The commission wants to “balance things out” because businesses need to continue to innovate and to want to be in the digital marketplace, Vestager said. The commission must make sure that there is a “a real openness for these things to happen,” she added.
Alongside the control of big data, Vestager said, there were fears that these developments meant platforms were controlling the terms of access, which allowed them to “expand their power across the digital world”.
The big question is how to respond, Vestager said, as the commission at this stage does not know whether it should reinterpret the rules it already has or create new ones to tackle the new landscape.
Jean Tirole also discussed killer acquisitions in his keynote speech to the conference today.
The Nobel Prize-winning economist drew parallels to the pharmaceutical industry, where he said dominant companies acquired specific medical products that were in the pipeline, killing them off before they finished being developed.
Tirole called for the burden of competitive proof to be shifted onto dominant companies that sought to buy small rivals.
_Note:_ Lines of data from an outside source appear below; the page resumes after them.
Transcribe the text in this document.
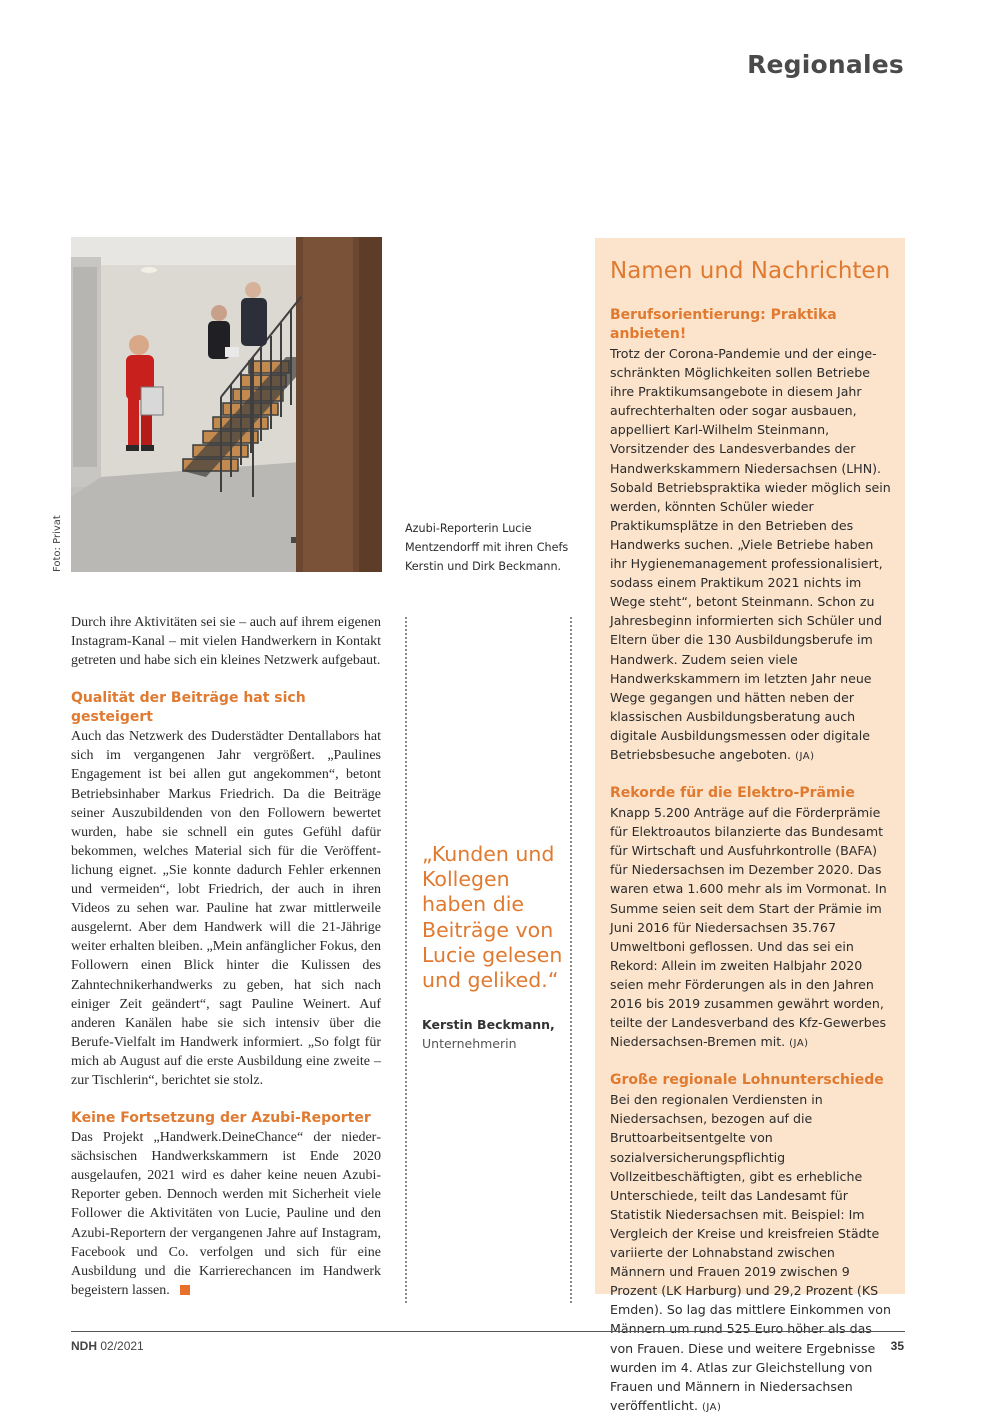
Regionales
Foto: Privat	Azubi-Reporterin Lucie Mentzendorff mit ihren Chefs Kerstin und Dirk Beckmann.

Durch ihre Aktivitäten sei sie – auch auf ihrem eigenen Instagram-Kanal – mit vielen Handwerkern in Kontakt getreten und habe sich ein kleines Netzwerk aufgebaut.

Qualität der Beiträge hat sich gesteigert

Auch das Netzwerk des Duderstädter Dentallabors hat sich im vergangenen Jahr vergrößert. „Paulines Engagement ist bei allen gut angekommen“, betont Betriebsinhaber Markus Friedrich. Da die Beiträge seiner Auszubildenden von den Followern bewertet wurden, habe sie schnell ein gutes Gefühl dafür bekommen, welches Material sich für die Veröffentlichung eignet. „Sie konnte dadurch Fehler erkennen und vermeiden“, lobt Friedrich, der auch in ihren Videos zu sehen war. Pauline hat zwar mittlerweile ausgelernt. Aber dem Handwerk will die 21-Jährige weiter erhalten bleiben. „Mein anfänglicher Fokus, den Followern einen Blick hinter die Kulissen des Zahntechnikerhandwerks zu geben, hat sich nach einiger Zeit geändert“, sagt Pauline Weinert. Auf anderen Kanälen habe sie sich intensiv über die Berufe-Vielfalt im Handwerk informiert. „So folgt für mich ab August auf die erste Ausbildung eine zweite – zur Tischlerin“, berichtet sie stolz.

Keine Fortsetzung der Azubi-Reporter

Das Projekt „Handwerk.DeineChance“ der niedersächsischen Handwerkskammern ist Ende 2020 ausgelaufen, 2021 wird es daher keine neuen Azubi-Reporter geben. Dennoch werden mit Sicherheit viele Follower die Aktivitäten von Lucie, Pauline und den Azubi-Reportern der vergangenen Jahre auf Instagram, Facebook und Co. verfolgen und sich für eine Ausbildung und die Karrierechancen im Handwerk begeistern lassen.

„Kunden und Kollegen haben die Beiträge von Lucie gelesen und geliked.“
Kerstin Beckmann,
Unternehmerin
Namen und Nachrichten
Berufsorientierung: Praktika anbieten!

Trotz der Corona-Pandemie und der eingeschränkten Möglichkeiten sollen Betriebe ihre Praktikumsangebote in diesem Jahr aufrechterhalten oder sogar ausbauen, appelliert Karl-Wilhelm Steinmann, Vorsitzender des Landesverbandes der Handwerkskammern Niedersachsen (LHN). Sobald Betriebspraktika wieder möglich sein werden, könnten Schüler wieder Praktikumsplätze in den Betrieben des Handwerks suchen. „Viele Betriebe haben ihr Hygienemanagement professionalisiert, sodass einem Praktikum 2021 nichts im Wege steht“, betont Steinmann. Schon zu Jahresbeginn informierten sich Schüler und Eltern über die 130 Ausbildungsberufe im Handwerk. Zudem seien viele Handwerkskammern im letzten Jahr neue Wege gegangen und hätten neben der klassischen Ausbildungsberatung auch digitale Ausbildungsmessen oder digitale Betriebsbesuche angeboten. (JA)

Rekorde für die Elektro-Prämie

Knapp 5.200 Anträge auf die Förderprämie für Elektroautos bilanzierte das Bundesamt für Wirtschaft und Ausfuhrkontrolle (BAFA) für Niedersachsen im Dezember 2020. Das waren etwa 1.600 mehr als im Vormonat. In Summe seien seit dem Start der Prämie im Juni 2016 für Niedersachsen 35.767 Umweltboni geflossen. Und das sei ein Rekord: Allein im zweiten Halbjahr 2020 seien mehr Förderungen als in den Jahren 2016 bis 2019 zusammen gewährt worden, teilte der Landesverband des Kfz-Gewerbes Niedersachsen-Bremen mit. (JA)

Große regionale Lohnunterschiede

Bei den regionalen Verdiensten in Niedersachsen, bezogen auf die Bruttoarbeitsentgelte von sozialversicherungspflichtig Vollzeitbeschäftigten, gibt es erhebliche Unterschiede, teilt das Landesamt für Statistik Niedersachsen mit. Beispiel: Im Vergleich der Kreise und kreisfreien Städte variierte der Lohnabstand zwischen Männern und Frauen 2019 zwischen 9 Prozent (LK Harburg) und 29,2 Prozent (KS Emden). So lag das mittlere Einkommen von Männern um rund 525 Euro höher als das von Frauen. Diese und weitere Ergebnisse wurden im 4. Atlas zur Gleichstellung von Frauen und Männern in Niedersachsen veröffentlicht. (JA)

NDH 02/2021	35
He said the lack of data available to competition authorities about such deals made it difficult for them to enforce competition policy effectively.
Tommaso Valletti, chief economist of the commission’s Directorate-General for Competition, previously has suggested that shifting the burden of proof onto larger companies to prove the efficiencies of their deals could be one way of tackling the issue of killer acquisitions.
The “shaping competition policy in the era of digitisation” conference concluded today.